California Supreme Court says ABC test can be applied retroactively
January 18, 2021
The California Supreme Court has ruled that the ABC test used to determine worker classification can be applied retroactively.
Issuing the opinion on Jan. 14, the court concluded that its Dynamex decision could apply retroactively “to all cases not yet final as of the date our decision in Dynamex became final.”
On April 30, 2018, the California Supreme Court’s Dynamex decision adopted the ABC test, which considers all workers to be employees unless the hiring business demonstrates that a worker satisfies each of three conditions.
(A) That the worker is free from the control and the direction of the hirer in the connection with the performance of the work, both under the contract for the performance of the work and in fact.
(B) That the worker performs work that is outside the usual course of the hiring entity’s business.
(C) That the worker is customarily engaged in an independently established trade, occupation, or business of the same nature as that involved in the work performed.
In the California Supreme Court’s recent decision it found that before Dynamex there had not been a “definitive ruling” on the issue.

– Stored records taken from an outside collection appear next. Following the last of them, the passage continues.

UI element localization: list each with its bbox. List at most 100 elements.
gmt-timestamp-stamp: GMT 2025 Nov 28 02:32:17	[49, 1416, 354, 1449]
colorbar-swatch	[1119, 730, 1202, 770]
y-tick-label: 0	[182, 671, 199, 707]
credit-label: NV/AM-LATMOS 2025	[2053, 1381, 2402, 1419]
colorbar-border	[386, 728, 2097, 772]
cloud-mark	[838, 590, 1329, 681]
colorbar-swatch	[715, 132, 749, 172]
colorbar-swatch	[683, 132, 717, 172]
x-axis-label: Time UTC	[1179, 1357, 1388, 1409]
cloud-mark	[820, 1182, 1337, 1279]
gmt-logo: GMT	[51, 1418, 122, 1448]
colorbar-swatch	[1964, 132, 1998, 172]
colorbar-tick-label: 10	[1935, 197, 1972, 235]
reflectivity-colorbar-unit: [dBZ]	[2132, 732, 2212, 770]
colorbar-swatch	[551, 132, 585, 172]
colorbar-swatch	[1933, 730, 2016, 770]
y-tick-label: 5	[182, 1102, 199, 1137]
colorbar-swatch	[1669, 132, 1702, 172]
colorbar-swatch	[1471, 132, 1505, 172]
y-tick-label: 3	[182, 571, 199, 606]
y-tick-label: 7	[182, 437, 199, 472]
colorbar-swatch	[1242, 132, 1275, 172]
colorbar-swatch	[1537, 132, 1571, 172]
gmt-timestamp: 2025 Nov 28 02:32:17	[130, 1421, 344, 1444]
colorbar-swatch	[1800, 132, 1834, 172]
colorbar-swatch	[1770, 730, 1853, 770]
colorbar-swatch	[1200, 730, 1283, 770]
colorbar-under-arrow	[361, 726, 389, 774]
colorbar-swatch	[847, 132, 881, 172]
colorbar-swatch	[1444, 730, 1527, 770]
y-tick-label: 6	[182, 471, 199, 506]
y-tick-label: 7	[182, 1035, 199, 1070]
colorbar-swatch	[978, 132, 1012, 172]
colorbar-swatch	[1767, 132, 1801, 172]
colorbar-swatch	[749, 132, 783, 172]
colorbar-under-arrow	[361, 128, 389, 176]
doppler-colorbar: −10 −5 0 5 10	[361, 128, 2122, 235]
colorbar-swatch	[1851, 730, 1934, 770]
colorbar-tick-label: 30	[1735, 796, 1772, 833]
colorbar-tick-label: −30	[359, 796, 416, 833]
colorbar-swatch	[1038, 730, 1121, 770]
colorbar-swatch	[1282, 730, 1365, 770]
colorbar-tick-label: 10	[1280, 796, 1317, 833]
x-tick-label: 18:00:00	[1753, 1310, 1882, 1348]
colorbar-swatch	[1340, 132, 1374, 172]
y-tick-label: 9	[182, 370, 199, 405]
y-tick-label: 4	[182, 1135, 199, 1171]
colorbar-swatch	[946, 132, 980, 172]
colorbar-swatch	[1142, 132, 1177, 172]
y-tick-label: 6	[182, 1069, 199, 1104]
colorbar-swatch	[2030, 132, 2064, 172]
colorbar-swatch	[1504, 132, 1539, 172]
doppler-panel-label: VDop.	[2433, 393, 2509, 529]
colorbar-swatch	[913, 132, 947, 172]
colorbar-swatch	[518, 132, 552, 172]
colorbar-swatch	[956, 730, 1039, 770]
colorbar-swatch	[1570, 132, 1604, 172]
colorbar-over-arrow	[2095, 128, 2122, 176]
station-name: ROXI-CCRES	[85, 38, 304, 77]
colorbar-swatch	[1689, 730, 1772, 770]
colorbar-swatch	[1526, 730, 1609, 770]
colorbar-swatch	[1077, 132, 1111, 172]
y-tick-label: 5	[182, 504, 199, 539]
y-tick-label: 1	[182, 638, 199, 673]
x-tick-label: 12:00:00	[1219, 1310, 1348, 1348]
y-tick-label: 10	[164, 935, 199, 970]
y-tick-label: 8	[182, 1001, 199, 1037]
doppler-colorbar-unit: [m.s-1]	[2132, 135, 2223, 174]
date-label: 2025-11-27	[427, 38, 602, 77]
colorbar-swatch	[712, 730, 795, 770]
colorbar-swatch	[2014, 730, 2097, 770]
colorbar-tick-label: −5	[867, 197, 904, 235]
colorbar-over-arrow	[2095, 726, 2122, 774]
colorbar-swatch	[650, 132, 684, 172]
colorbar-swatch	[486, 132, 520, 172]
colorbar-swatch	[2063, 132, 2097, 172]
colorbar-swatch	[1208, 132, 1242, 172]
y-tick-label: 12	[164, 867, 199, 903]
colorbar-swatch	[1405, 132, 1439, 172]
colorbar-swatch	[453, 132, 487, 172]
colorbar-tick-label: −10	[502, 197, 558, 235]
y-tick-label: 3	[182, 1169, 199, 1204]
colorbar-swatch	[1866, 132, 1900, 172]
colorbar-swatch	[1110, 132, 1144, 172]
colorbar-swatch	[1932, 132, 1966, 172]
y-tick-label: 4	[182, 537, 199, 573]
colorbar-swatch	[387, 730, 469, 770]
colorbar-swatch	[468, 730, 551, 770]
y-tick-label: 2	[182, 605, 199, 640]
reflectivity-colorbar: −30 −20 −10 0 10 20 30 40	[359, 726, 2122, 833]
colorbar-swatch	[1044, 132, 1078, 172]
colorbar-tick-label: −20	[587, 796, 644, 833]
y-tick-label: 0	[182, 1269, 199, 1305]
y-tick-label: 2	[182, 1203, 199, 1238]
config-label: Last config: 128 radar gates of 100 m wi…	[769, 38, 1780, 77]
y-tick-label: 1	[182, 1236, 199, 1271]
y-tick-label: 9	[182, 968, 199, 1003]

“We rely primarily on the fact that Dynamex addressed an issue of first impression,” the court wrote in its opinion. “It did not change a settled rule on which the parties below had relied. No decision of this court prior to Dynamex had determined how the ‘suffer or permit to work’ definition in California’s wage orders should be applied in distinguishing employees from independent contractors.”
The defendant, Jan-Pro Franchising International, a commercial cleaning company based in Georgia, argued that the less-stringent Borello standard should apply to cases launched before Dynamex.
“Borello addressed whether farmworkers hired by a grower under a written sharefarmer agreement were independent contractors or employees for purposes of the workers’ compensation statutes,” the court wrote. “The Borello decision, however, did not address whether a worker should be considered an employee or an independent contractor for purposes of the obligations imposed by a wage order.”
The court also dismissed Jan-Pro’s arguments that the company couldn’t have anticipated the ABC test’s distinction between employees and independent contractors.
“But defendant’s argument carries little weight when, as here, the underlying decision changes no settled rule,” the court wrote. “Thus, we do not view the retroactive application of the ABC test to cases pending at the time Dynamex became final as improper or unfair.”
The ABC test and California’s subsequent AB5 law codifying the ruling sparked controversy across a variety of industries, including the gig economy, newspapers and magazines, and trucking.
Opponents of the ABC test contend that the B prong makes it impossible for most workers to qualify as an independent contractor.
In a separate case, the California Trucking Association says the test would end the leased-on owner-operator model in the trucking industry and is arguing that AB5 is preempted by the Federal Aviation Administration Authorization Act, which prevents states from enforcing a law or regulation related to a price, route or service of motor carriers.
Shortly after AB5 went into effect in January 2020, the U.S. Southern District Court granted a preliminary injunction that blocked California from enforcing it against motor carriers. In September, the U.S. Court of Appeals for the Ninth Circuit listened to oral arguments before deciding whether in injunction should remain in effect.